Dans une tribune au « Monde », l’acteur et huit autres représentants d’associations culturelles estiment que le président engage « une politique de retrait de sa présence sur les territoires ». 

Tribune. Malgré les déclarations de Madame la ministre de la culture, Françoise Nyssen, appelant, en juillet, les différents ministères à travailler de concert pour mettre en place une politique publique des arts plus engagée au service de la création et de l’équité territoriale, nous restons particulièrement critiques vis-à-vis des orientations mises en œuvre par le président de la République et son exécutif. Les signaux qu’envoient Emmanuel Macron et son premier ministre Edouard Philippe sont révélateurs de la manière dont ils entendent conduire la réforme du service public, et en particulier celui de la culture. Il nous apparaît clairement que le président ne croit plus suffisamment en une gouvernance qui s’appuie sur les institutions de la République. Ainsi, il n’a de cesse de délégitimer l’action de son propre ministère de la culture, diminuant progressivement son périmètre d’action, externalisant certaines de ses missions, réduisant les effectifs du cabinet de sa ministre, tout en procédant, en parallèle, depuis l’Elysée, à la nomination discrétionnaire de chargés de missions qui pilotent en coulisses la réforme de son administration et repensent sa politique. 

(...)

 

Entreprise de démolition

Ceci n’est pas notre projet. Nous attendons de notre président plus de créativité que cette entreprise de démolition aux bras faussement musclés. Nous pensons qu’une autre politique est possible et que la place prépondérante du ministère de la culture, de ses structures, de ses outils et des artistes doit être réaffirmée dans la construction du modèle sociétal de la France.

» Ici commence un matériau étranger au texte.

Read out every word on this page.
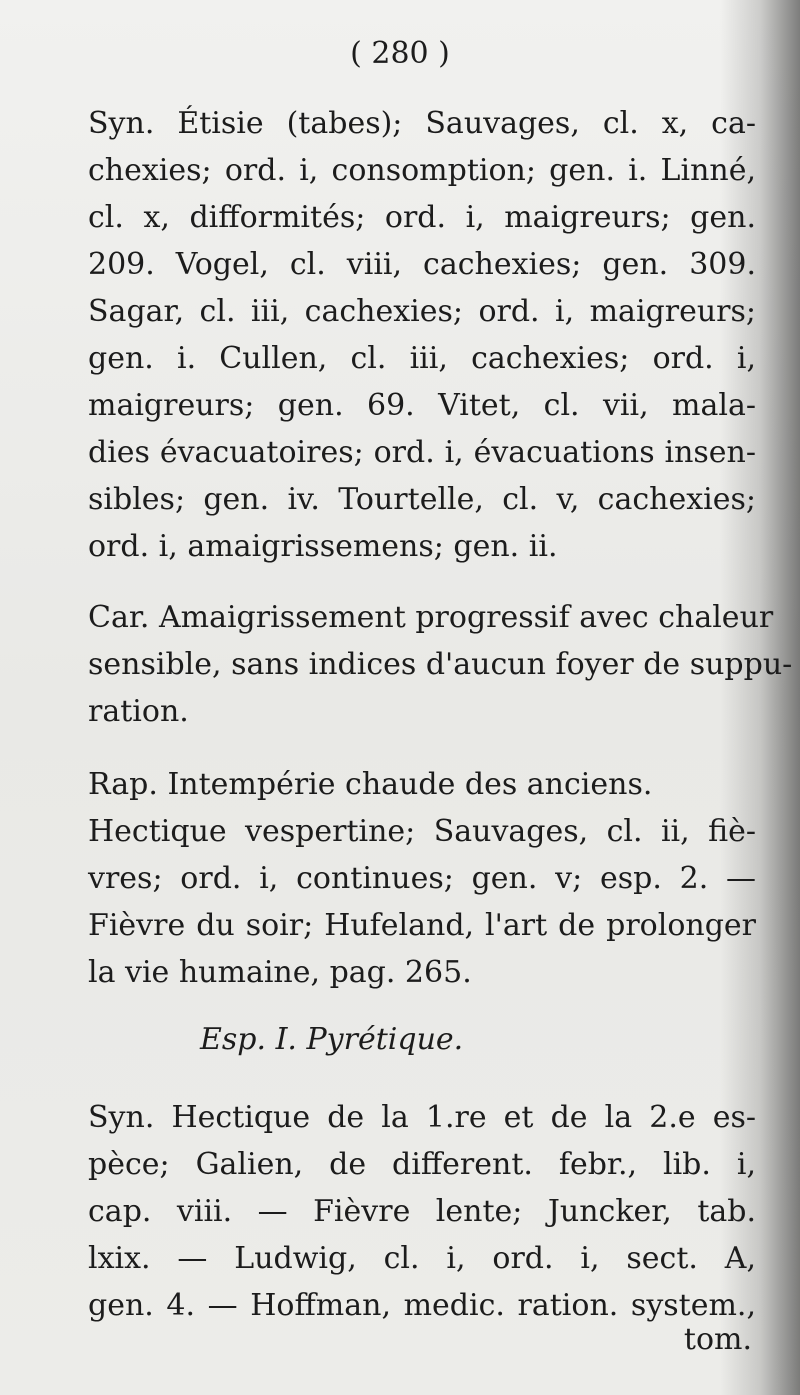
( 280 )
Syn. Étisie (tabes); Sauvages, cl. x, ca-
chexies; ord. i, consomption; gen. i. Linné,
cl. x, difformités; ord. i, maigreurs; gen.
209. Vogel, cl. viii, cachexies; gen. 309.
Sagar, cl. iii, cachexies; ord. i, maigreurs;
gen. i. Cullen, cl. iii, cachexies; ord. i,
maigreurs; gen. 69. Vitet, cl. vii, mala-
dies évacuatoires; ord. i, évacuations insen-
sibles; gen. iv. Tourtelle, cl. v, cachexies;
ord. i, amaigrissemens; gen. ii.
Car. Amaigrissement progressif avec chaleur
sensible, sans indices d'aucun foyer de suppu-
ration.
Rap. Intempérie chaude des anciens.
Hectique vespertine; Sauvages, cl. ii, fiè-
vres; ord. i, continues; gen. v; esp. 2. —
Fièvre du soir; Hufeland, l'art de prolonger
la vie humaine, pag. 265.
Esp. I. Pyrétique.
Syn. Hectique de la 1.re et de la 2.e es-
pèce; Galien, de different. febr., lib. i,
cap. viii. — Fièvre lente; Juncker, tab.
lxix. — Ludwig, cl. i, ord. i, sect. A,
gen. 4. — Hoffman, medic. ration. system.,
tom.
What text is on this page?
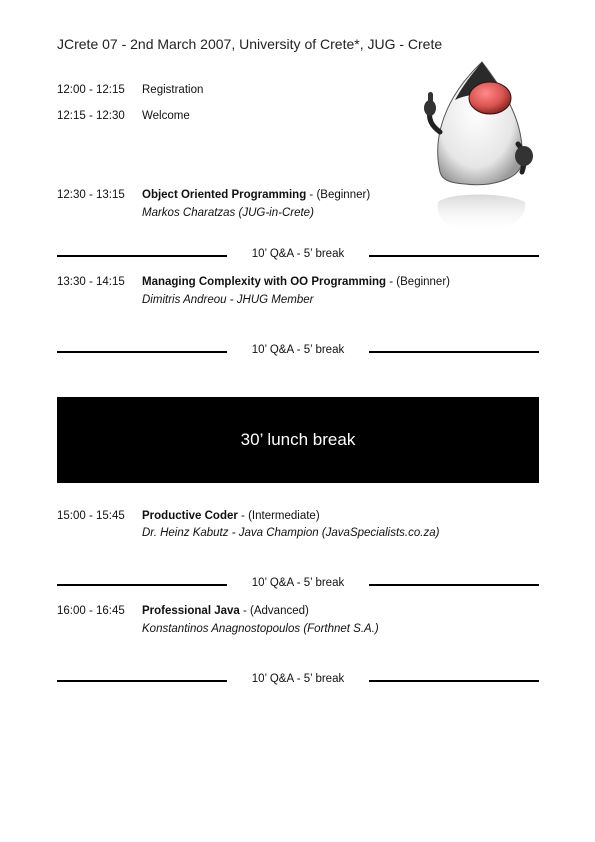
JCrete 07 - 2nd March 2007, University of Crete*, JUG - Crete
12:00 - 12:15 Registration
12:15 - 12:30 Welcome
12:30 - 13:15 Object Oriented Programming - (Beginner)
Markos Charatzas (JUG-in-Crete)
10’ Q&A - 5’ break
13:30 - 14:15 Managing Complexity with OO Programming - (Beginner)
Dimitris Andreou - JHUG Member
10’ Q&A - 5’ break
30’ lunch break
15:00 - 15:45 Productive Coder - (Intermediate)
Dr. Heinz Kabutz - Java Champion (JavaSpecialists.co.za)
10’ Q&A - 5’ break
16:00 - 16:45 Professional Java - (Advanced)
Konstantinos Anagnostopoulos (Forthnet S.A.)
10’ Q&A - 5’ break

Plutôt que de poursuivre une réforme de la politique culturelle inspirée d’un modèle économique éculé et sans perspective, il est grand temps que le président de la République fasse la démonstration de sa capacité à penser un projet ambitieux dans lequel il revendiquerait l’importance de la place de l’art et de la création dans le projet d’ensemble de la société. L’organisation d’un chantier interministériel, idée portée notamment par le Syndicat national des entreprises artistiques et culturelles, pourrait être une proposition symboliquement forte et innovante. Centrée autour du ministère de la culture, elle prendrait en considération la dimension transversale de la question culturelle, qui n’impacte pas uniquement le champ d’action du ministère. Plutôt que d’affaiblir celui-ci, l’exécutif devrait urgemment le renforcer dans ses attributions fondamentales et en faire le pivot de sa politique. C’est là désormais qu’est la modernité.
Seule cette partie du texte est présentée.